Eastwood embodies Wilson as both a charming rabble-rouser and a man driven by staunch morals about the phoniness of happy endings (as he and Pete debate early on, in a slightly too on-the-nose scene) and the necessity of taking principled stands no matter the consequences—"If you fight, you feel okay about it," he tellingly informs Pete. Those two qualities come to the fore in White Hunter Black Heart
's most amusing scene, in which Wilson absolutely eviscerates a woman he's attempting to woo with a caustic anecdote after she confesses—in front of avowed Jew Pete—that Hitler's one good idea was gas-chamber extermination. Wilson's duality is also forcefully felt in his simultaneous disgust with the Hollywood money machine and his defense of the system's "whores" (amongst whom he once counted himself), in his egotistical demand for financing and then cavalier abandonment of the production for hunting escapades, and—most fundamental of all—in his desire to create art and risk self-destruction. An arrogant son of a bitch who nonetheless courts a bloody beating in order to stand up for blacks against the racist Europeans who populate swank African hotels, Wilson is a man of various, often mismatched colors—or, rather, a figure who recognizes that life can't be pigeonholed by easy three-act narrative arcs, given its true nature as a then-this-happened, then-that-happened string of diverse events.
White Hunter Black Heart
's indictment of haughty colonialism is slowly but subtly linked with Wilson's own blind arrogance toward the ramifications of his actions, which come to the fore as he's further gripped by elephant-killing mania. Far from an interloper—he's embraced by the locals, and visually meshes with the hardscrabble landscape—Eastwood's Wilson seems to belong in Africa, even if the end result of his fixations can only lead to doom, regret and a dawning realization that his He-Man attitude toward the world is more irresponsible than admirable.
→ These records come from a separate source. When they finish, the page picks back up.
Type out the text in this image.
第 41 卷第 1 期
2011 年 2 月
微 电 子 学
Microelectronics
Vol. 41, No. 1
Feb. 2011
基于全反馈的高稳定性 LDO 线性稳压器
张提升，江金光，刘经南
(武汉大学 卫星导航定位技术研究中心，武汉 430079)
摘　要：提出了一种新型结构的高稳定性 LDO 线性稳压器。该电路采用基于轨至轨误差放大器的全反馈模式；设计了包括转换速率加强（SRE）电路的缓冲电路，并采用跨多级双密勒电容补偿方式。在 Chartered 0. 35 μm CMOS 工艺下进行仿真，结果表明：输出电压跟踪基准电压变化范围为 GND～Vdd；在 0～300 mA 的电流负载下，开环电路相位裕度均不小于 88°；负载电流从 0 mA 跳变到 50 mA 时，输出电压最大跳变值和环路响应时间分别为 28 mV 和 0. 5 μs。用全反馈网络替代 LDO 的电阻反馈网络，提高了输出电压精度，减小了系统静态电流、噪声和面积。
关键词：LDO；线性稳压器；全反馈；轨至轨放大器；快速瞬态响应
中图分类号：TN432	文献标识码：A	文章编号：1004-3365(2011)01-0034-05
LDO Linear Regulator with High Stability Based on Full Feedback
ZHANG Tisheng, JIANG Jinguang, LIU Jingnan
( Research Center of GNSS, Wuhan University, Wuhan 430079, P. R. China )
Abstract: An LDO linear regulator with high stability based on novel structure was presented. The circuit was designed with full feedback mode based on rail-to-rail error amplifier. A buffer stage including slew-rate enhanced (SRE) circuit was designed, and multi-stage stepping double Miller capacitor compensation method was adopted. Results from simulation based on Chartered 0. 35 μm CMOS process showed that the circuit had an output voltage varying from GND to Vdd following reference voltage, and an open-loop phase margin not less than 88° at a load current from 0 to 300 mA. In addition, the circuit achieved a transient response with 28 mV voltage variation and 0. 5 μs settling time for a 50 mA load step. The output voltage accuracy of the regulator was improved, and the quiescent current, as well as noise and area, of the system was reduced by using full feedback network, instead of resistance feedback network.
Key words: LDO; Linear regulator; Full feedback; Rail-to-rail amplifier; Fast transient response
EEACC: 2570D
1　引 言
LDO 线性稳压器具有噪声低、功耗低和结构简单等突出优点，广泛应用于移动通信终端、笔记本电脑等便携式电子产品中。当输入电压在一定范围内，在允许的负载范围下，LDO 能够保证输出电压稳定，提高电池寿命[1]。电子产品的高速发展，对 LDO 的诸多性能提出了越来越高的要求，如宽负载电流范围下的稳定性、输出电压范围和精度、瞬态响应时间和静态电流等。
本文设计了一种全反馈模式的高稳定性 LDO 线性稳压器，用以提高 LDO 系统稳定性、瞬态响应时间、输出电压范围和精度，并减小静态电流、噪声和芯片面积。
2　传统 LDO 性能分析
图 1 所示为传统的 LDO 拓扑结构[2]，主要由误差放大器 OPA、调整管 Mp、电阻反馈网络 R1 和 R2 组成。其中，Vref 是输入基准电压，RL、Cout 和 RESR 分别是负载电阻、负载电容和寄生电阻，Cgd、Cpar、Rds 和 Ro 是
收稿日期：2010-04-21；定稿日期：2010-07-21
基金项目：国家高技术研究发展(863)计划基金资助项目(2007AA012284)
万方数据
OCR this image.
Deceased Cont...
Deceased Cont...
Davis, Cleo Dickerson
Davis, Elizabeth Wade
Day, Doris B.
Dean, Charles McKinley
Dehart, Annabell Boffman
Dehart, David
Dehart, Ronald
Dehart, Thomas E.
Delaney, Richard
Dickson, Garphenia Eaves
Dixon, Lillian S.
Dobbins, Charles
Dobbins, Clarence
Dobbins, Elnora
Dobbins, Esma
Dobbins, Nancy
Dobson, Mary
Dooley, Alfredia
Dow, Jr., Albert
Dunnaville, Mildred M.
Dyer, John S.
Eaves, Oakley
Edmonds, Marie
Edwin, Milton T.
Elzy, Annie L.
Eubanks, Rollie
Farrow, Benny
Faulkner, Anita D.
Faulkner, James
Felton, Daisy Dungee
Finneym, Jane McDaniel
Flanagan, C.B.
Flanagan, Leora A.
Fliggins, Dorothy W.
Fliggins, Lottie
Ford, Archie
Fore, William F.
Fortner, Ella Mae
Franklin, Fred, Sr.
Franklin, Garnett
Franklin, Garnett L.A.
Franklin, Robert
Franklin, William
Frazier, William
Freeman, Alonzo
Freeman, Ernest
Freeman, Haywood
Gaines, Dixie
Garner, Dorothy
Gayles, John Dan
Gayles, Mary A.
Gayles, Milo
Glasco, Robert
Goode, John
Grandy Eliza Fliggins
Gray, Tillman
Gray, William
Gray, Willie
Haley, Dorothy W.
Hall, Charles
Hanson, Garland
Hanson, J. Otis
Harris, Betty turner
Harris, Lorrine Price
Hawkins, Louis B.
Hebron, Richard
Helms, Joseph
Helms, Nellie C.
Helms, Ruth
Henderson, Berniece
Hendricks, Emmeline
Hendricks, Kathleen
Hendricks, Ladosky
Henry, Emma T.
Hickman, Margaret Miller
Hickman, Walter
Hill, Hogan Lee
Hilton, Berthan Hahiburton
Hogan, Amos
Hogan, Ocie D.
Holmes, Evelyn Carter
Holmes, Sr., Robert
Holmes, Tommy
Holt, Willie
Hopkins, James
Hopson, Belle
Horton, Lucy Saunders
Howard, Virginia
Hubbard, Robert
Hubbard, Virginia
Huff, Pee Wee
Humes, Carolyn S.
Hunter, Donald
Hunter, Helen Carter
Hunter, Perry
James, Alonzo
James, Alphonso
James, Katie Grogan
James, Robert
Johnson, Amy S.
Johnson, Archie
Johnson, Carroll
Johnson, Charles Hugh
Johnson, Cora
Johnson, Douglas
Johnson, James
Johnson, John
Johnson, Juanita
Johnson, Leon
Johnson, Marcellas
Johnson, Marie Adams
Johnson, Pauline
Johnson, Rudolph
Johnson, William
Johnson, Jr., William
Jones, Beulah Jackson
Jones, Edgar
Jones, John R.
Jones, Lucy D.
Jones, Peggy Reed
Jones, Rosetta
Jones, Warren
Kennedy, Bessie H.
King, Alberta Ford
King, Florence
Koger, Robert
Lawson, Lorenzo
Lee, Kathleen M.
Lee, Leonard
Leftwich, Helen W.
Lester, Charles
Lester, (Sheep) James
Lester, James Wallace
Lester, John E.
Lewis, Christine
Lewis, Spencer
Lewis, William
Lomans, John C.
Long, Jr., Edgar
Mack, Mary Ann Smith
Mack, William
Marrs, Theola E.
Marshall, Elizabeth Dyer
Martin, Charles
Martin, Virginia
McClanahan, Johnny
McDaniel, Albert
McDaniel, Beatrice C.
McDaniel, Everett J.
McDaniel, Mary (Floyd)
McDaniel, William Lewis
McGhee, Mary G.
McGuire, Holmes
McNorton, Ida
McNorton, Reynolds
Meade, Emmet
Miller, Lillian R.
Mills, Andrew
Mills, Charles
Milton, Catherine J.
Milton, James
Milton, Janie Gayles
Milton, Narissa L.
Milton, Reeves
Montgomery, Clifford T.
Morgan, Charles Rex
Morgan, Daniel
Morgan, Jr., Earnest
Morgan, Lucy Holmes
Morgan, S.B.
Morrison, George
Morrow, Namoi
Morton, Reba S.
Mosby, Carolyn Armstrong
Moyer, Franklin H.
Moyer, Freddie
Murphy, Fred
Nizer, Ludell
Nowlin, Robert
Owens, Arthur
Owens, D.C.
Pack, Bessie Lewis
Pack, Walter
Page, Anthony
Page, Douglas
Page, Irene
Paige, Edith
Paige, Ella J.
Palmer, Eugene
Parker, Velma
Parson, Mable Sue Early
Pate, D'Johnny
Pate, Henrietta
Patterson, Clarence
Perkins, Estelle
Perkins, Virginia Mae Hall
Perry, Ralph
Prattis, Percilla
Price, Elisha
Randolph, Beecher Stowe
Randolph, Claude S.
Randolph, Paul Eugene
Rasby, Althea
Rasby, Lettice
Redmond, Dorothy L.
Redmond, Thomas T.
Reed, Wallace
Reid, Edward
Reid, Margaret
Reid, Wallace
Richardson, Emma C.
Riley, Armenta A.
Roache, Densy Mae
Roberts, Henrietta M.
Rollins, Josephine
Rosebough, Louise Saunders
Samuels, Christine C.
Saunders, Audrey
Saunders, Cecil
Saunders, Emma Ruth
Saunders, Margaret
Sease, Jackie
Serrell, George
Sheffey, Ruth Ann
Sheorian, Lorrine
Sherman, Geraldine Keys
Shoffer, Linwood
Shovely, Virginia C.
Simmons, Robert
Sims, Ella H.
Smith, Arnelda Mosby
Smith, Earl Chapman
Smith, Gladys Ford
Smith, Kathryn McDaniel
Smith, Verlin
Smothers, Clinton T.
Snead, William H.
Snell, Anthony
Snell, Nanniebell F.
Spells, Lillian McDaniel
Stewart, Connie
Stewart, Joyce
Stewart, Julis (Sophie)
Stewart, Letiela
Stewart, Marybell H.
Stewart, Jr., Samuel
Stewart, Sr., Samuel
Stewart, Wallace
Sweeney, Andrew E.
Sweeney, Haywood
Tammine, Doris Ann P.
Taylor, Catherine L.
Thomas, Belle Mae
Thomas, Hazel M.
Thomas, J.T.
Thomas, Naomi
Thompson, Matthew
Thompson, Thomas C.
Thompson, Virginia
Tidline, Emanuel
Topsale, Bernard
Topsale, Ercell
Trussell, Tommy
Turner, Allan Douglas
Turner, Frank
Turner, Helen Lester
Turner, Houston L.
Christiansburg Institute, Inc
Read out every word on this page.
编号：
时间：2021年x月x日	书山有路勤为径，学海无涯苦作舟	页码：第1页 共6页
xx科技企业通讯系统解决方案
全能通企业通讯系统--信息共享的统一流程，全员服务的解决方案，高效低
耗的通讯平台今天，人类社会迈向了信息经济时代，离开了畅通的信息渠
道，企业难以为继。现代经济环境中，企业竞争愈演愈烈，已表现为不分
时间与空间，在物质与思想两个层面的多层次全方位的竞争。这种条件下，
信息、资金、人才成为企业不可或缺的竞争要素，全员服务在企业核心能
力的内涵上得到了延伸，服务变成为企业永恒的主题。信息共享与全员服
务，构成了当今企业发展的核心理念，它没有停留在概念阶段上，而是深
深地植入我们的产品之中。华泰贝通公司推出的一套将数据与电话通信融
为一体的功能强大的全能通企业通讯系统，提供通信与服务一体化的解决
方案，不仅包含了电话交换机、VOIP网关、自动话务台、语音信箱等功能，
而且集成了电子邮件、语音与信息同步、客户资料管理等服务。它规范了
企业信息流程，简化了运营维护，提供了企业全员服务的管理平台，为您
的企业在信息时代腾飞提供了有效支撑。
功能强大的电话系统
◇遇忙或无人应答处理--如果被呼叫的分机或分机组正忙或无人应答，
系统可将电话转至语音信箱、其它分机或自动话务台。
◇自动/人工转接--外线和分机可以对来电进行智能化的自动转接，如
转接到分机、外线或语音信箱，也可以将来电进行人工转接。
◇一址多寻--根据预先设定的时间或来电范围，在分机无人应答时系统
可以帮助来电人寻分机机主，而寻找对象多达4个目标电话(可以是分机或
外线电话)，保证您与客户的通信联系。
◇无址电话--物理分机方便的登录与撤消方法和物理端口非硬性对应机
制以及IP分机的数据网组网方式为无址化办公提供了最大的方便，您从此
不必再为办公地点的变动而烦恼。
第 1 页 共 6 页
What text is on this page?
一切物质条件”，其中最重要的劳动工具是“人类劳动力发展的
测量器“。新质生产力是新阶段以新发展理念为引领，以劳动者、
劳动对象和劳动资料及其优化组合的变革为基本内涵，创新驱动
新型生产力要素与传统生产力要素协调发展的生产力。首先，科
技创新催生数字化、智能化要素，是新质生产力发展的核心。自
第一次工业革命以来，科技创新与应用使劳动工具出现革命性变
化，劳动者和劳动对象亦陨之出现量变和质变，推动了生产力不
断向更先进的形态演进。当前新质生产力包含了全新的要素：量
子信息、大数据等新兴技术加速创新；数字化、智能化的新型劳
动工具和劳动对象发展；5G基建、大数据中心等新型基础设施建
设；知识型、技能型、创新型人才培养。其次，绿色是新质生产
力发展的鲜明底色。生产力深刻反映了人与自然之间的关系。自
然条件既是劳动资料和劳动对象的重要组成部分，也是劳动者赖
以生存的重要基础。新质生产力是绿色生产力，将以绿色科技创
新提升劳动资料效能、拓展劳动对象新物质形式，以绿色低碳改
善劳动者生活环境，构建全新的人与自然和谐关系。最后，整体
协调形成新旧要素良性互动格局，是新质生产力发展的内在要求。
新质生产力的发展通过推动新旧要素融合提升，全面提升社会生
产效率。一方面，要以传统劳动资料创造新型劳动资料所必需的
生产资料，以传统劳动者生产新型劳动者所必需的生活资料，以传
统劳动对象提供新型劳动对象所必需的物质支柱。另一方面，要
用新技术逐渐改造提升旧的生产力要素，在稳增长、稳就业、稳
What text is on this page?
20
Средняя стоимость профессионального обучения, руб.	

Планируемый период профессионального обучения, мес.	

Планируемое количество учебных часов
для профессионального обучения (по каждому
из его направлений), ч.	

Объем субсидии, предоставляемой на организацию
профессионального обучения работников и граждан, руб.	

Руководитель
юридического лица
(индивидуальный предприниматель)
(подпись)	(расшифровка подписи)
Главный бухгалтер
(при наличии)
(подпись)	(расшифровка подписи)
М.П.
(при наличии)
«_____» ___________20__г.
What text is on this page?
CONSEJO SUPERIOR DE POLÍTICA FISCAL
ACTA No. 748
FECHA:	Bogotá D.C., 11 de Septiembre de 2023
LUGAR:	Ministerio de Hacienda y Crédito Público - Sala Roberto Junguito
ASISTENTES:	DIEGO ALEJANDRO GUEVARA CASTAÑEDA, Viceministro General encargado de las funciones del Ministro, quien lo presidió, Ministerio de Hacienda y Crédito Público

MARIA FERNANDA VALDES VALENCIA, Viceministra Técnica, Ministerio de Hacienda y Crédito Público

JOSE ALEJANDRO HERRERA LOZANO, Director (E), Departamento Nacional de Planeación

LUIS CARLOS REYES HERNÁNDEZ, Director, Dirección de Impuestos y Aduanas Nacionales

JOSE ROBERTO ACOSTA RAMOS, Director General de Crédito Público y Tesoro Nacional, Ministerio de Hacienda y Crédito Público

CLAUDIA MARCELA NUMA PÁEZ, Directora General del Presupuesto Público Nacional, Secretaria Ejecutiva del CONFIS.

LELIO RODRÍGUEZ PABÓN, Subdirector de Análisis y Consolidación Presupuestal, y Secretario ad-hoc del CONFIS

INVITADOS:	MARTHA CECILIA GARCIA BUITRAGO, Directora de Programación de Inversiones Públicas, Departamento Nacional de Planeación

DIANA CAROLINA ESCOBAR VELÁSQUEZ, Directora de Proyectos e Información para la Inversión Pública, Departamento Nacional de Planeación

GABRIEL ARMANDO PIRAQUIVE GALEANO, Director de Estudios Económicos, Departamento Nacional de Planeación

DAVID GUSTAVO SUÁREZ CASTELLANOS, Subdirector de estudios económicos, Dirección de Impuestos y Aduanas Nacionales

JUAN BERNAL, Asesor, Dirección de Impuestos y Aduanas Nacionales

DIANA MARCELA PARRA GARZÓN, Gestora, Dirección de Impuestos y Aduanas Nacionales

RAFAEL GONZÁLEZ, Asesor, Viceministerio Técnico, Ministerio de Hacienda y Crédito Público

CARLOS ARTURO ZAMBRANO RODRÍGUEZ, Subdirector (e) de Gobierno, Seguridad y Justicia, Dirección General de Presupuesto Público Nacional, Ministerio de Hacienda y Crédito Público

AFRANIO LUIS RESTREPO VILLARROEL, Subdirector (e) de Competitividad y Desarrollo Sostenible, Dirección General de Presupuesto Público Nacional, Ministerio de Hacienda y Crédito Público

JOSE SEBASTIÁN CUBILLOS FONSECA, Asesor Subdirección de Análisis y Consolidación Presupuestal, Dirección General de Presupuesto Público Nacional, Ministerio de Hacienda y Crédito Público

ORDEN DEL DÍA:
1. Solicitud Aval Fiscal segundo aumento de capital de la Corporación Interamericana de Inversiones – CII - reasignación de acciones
While Fahey is hamstrung by Pete's one-dimensional goody-two-shoes responsibility, Eastwood delivers one of the finest, and loosest, performances of his career, smiling and joking about with a gleeful recklessness that's founded upon rigid values that are then slowly eroded by his actual confrontation of the lethal wild and what it means to treat life with king-of-the-world bravado. A layered and, by film's conclusion, haunting turn, it also affords Eastwood a preeminent scene of disarming take-it-as-it-comes humanity—as a monkey rips a script out of Paul's hands (an instance of nature triumphing over Hollywood artifice), and then proceeds to scatter pages across a lavish dinner table, Wilson doubles over with laughter and, epitomizing his fondness for life's unmanageable unpredictability, elatedly gasps out "God, this makes it all so worthwhile."